I kind of wish it were Juilliard, in that that would not only be good for the school, but also the city. It would mean more shows and music for more people to attend, as opposed to better music for an insular privileged community. Not sure that this is entirely fair response, but that was my first reaction.
posted by xammerboy at 8:58 PM on November 7, 2005

This is amazing to me, in two main ways: it sure does warm the heart to know that Yale will be able to do this for its students in music.

But more importantly, I lately find myself on the front lines fighting the business-paradigm-cancer that has infected universities and colleges throughout the US, and has impacted arts and humanities programs most noticeably. I love that someone gave a hundred million dollars to something "frivolous" and "without any real world practical value" (as many who subscribe to this product-based view of education might say).

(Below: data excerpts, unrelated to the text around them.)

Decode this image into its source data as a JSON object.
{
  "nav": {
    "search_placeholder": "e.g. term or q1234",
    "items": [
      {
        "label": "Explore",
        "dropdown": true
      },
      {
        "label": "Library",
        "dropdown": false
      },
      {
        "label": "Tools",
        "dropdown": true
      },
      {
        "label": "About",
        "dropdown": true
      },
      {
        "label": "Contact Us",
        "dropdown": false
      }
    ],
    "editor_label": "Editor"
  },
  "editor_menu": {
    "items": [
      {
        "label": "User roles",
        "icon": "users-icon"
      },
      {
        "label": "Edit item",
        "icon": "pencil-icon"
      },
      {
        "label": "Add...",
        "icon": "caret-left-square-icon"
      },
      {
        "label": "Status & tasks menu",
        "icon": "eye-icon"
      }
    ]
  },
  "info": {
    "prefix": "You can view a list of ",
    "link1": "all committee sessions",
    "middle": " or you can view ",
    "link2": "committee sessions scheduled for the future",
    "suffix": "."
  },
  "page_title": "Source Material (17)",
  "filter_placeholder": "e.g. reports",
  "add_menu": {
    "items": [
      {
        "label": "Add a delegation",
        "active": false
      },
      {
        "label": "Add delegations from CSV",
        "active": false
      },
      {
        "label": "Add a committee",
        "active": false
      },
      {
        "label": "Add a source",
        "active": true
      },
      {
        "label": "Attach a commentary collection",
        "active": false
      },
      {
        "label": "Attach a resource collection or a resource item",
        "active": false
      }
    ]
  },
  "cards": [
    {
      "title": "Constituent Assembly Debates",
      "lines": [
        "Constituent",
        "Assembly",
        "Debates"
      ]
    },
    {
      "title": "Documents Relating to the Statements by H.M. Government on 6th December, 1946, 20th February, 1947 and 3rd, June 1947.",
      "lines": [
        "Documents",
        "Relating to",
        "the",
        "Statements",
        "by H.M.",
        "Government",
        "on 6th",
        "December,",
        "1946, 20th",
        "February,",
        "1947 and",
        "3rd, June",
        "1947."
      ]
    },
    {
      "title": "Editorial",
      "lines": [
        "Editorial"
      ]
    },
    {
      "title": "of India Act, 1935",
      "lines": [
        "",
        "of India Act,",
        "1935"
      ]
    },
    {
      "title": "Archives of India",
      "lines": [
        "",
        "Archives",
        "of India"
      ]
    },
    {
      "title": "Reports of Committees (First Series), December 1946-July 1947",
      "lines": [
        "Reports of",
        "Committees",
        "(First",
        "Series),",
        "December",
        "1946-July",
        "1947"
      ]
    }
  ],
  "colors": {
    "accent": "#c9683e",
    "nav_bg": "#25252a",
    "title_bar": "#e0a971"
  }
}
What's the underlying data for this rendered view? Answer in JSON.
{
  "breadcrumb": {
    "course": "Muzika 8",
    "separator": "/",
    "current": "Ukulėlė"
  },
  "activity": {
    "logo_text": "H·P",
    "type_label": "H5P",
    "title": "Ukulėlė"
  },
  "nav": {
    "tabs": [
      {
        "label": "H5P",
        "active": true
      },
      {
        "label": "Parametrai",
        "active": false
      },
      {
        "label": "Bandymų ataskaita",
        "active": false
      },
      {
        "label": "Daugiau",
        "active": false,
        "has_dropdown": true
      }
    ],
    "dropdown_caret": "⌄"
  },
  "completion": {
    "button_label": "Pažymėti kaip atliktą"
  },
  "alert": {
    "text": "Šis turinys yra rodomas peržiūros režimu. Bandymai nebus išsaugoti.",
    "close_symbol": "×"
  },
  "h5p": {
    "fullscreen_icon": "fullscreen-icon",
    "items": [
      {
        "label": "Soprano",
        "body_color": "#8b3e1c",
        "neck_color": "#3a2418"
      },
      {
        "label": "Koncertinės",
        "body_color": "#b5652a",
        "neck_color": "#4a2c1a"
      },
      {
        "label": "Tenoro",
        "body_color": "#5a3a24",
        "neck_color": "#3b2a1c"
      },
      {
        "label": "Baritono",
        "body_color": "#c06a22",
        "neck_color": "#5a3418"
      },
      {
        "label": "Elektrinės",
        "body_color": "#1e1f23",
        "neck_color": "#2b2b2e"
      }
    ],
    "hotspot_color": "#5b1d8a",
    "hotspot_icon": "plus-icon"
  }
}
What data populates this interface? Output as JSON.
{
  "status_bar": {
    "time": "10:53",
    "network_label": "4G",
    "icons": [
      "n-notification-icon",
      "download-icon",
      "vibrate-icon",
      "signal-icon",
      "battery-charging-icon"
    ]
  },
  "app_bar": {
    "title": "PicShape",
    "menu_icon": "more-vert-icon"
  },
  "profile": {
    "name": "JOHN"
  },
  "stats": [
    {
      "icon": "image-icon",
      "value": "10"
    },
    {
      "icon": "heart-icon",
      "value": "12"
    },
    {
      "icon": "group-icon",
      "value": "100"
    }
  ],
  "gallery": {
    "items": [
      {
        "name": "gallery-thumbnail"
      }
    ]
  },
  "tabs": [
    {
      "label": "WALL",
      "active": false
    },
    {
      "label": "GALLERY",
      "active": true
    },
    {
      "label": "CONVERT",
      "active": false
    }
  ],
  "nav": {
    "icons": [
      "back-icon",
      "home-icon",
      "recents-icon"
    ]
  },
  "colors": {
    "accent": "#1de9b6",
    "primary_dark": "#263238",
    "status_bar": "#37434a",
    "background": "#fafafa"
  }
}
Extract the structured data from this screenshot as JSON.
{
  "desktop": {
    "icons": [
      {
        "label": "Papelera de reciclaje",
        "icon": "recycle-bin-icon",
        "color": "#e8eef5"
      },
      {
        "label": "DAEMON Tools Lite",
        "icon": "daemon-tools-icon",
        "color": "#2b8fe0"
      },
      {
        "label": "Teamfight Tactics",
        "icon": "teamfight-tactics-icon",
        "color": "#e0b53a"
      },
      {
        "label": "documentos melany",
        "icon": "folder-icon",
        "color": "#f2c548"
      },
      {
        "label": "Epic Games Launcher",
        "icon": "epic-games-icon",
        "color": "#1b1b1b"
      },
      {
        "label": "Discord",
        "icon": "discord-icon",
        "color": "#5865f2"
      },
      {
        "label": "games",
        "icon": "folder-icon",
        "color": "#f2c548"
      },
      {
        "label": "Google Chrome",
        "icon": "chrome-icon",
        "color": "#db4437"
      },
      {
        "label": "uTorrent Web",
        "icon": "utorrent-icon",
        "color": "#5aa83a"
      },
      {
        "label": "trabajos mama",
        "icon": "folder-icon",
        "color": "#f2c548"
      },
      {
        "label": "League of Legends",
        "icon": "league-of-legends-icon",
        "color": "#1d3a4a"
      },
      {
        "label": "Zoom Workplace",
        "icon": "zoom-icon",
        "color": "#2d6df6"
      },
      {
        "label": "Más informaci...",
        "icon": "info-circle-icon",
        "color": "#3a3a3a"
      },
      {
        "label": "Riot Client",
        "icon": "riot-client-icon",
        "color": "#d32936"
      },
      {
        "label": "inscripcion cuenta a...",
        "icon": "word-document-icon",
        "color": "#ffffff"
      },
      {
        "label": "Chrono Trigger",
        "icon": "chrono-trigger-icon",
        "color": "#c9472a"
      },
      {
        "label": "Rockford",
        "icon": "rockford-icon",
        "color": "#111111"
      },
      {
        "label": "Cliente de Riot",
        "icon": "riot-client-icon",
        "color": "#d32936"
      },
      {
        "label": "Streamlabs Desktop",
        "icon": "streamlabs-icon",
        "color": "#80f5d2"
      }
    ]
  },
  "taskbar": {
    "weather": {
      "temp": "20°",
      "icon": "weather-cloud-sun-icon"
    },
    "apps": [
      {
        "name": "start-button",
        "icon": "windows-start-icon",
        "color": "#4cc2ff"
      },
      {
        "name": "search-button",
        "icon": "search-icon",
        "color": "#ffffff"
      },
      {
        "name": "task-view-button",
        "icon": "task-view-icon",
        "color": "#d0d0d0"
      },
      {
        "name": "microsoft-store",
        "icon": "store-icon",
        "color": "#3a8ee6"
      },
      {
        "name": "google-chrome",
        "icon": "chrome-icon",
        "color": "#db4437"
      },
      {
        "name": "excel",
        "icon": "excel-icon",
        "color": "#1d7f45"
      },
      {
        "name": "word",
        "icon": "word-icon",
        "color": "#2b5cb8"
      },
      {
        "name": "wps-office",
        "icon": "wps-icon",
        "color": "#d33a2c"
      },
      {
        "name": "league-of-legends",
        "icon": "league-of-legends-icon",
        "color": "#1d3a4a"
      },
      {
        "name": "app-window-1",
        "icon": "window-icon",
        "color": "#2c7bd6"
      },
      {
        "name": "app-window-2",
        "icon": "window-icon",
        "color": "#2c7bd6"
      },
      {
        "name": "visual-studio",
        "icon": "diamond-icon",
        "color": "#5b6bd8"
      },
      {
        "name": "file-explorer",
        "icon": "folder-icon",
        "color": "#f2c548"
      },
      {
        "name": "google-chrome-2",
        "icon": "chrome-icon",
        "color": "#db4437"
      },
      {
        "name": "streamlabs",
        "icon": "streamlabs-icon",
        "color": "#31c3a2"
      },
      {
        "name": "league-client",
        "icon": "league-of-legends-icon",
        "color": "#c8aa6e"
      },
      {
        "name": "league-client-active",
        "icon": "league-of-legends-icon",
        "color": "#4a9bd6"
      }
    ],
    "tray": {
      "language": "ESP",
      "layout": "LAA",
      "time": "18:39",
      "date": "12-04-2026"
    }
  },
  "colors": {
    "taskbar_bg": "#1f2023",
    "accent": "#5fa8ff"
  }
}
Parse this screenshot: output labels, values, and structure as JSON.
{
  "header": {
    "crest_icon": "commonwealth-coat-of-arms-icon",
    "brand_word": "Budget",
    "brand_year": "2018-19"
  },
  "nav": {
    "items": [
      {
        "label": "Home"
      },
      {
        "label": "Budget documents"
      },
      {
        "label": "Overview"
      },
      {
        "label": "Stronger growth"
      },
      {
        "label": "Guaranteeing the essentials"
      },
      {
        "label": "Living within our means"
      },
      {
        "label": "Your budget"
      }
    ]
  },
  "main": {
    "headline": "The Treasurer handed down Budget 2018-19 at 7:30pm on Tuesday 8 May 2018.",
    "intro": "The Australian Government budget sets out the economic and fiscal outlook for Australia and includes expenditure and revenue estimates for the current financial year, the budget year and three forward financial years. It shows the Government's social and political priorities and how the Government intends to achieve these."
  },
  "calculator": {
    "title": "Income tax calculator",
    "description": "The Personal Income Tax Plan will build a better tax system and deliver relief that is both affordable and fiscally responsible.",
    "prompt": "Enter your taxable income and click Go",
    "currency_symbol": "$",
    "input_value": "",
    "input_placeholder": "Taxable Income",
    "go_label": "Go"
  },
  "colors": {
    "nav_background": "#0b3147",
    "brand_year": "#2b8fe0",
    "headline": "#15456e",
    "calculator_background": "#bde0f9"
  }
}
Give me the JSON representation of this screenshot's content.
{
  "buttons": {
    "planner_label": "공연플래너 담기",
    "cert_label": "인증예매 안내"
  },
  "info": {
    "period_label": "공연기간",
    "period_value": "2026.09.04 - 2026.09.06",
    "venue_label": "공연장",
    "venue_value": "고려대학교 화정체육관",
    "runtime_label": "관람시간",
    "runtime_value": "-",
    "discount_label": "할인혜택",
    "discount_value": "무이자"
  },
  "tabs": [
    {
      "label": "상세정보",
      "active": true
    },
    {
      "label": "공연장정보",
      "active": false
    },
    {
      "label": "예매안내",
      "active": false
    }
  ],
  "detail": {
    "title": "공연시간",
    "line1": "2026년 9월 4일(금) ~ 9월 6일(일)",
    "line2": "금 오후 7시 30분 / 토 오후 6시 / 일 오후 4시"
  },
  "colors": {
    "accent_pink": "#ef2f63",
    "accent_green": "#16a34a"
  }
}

(I'm also glad I was stunningly impractical 15 years ago when I decided to study music. But that's off topic.)
posted by LooseFilter at 10:27 PM on November 7, 2005

That link to the 50 largest endowments is a little misleading: it contains state universities, which receive hefty annual public funding.

For example, my current institution, the University of Minnesota, is on the list, with an endowment of $1.7 billion. But the annual budget was somewhere around $1.2 billion in 2004, with over 50% coming from the state. The U of M spends an amount comparable to Harvard or Yale every year (of course, there are something like 40-50,000 students here). Forgive the lack of rigour in this analysis.
posted by dsword at 5:23 AM on November 8, 2005

The level of public funding to public universities has plummeted in most states. For example, New York State funds less than 50% of its public univesity system and there has been an increasing reliance on alumni fundraising at all of the SUNY schools. Public education does not mean public funding.
posted by bluesky43 at 7:20 AM on November 8, 2005

God, it's like they didn't even consider free beer in the cafeteria!